If you look at a computer from the 1980s, compared to what we have now, things have evolved dramatically in a positive way. Lithotripsy is a notable exception to that. The newer lithotripters do not work as well as the original. Generally, because of their design, they do not break stones up as well as the original HM3. We've had a grant from the National Institutes of Health for almost 30 years looking at the basic science of lithotripsy. Dornier, when they introduced this machine, didn't really understand the basic science of how the shock waves broke up stones. They were very fortunate in that the system that they designed worked incredibly well. But when companies decided that they wanted to try to change the machine to the next generation, they made changes without really understanding how the machine worked at the basic science level, and so all those decisions were not helpful in terms of making the machine work better. So with lithotripsy, the machines have not improved; they work less well than they did 30 years ago.

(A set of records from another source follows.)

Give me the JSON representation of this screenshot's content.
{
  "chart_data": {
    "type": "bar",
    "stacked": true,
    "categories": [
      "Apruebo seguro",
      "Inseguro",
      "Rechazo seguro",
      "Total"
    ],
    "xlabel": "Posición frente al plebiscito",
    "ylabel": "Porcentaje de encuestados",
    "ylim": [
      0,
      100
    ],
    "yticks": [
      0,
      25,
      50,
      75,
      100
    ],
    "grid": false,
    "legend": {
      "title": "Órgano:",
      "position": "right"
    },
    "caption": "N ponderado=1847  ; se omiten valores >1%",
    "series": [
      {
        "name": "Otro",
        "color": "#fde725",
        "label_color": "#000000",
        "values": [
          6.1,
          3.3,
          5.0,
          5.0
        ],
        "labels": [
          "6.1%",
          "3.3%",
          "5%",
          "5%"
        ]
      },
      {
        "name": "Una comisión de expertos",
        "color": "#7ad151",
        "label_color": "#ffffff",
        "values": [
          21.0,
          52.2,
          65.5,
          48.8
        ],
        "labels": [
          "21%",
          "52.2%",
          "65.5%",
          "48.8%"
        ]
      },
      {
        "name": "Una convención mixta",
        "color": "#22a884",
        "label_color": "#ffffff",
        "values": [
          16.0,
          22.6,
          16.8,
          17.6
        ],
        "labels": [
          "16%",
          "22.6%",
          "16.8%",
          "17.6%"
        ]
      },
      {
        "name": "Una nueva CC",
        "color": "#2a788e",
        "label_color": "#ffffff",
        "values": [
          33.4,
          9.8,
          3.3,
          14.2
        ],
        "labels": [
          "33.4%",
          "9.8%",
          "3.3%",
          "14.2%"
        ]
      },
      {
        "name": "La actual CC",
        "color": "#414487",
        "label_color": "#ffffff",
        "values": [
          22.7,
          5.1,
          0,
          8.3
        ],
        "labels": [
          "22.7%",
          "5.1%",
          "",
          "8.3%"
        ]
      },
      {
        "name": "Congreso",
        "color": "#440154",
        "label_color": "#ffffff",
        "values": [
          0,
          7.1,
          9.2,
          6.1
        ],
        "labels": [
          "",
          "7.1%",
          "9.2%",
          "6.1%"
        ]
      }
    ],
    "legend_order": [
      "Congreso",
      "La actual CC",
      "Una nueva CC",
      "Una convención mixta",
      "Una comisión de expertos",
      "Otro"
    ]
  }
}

However, we now have remarkable ureteroscopic instrumentation. We have the holmium laser, which will break up 100% of stones. There's also the thulium laser, which may or may not be any better; it's hard to beat 100%. We can, with a flexible ureteroscope and laser, now treat any stone up in the kidney that we could treat with lithotripsy. We also, of course, have the percutaneous operation. Back in 1983/1984, when I started doing those, it was a messy operation. We didn't have the equipment that we have now. But the techniques now are all very refined and very effective. What you see, all around the world, is a steady decline in the percentage of stone patients that are being treated with lithotriopsy. In 1984, almost 100% of them were treated with lithotripsy because we didn't have good alternatives. But as these other technologies have developed, and as lithotripsy has diminished in its efficiency, more and more patients with kidney stones are being treated with therapies other than lithotripsy. The lithotripter is a big piece of equipment. Not every hospital has one. Every hospital can afford to have a flexible ureteroscope; they're even disposable now. If a patient comes in to the emergency room in the middle of the night, you don't have to wait 2 weeks for the truck to arrive with the lithotripter on it.

It's a bit of an unusual story of medical technology. We always expect things to get better. But that was not the case with lithotripsy. The HM3 was built like a Mercedes; they lasted for decades. I think they're all pretty much gone now. People that had them held onto them for dear life, because they were better than everything else. I don't know why somebody doesn't make one again.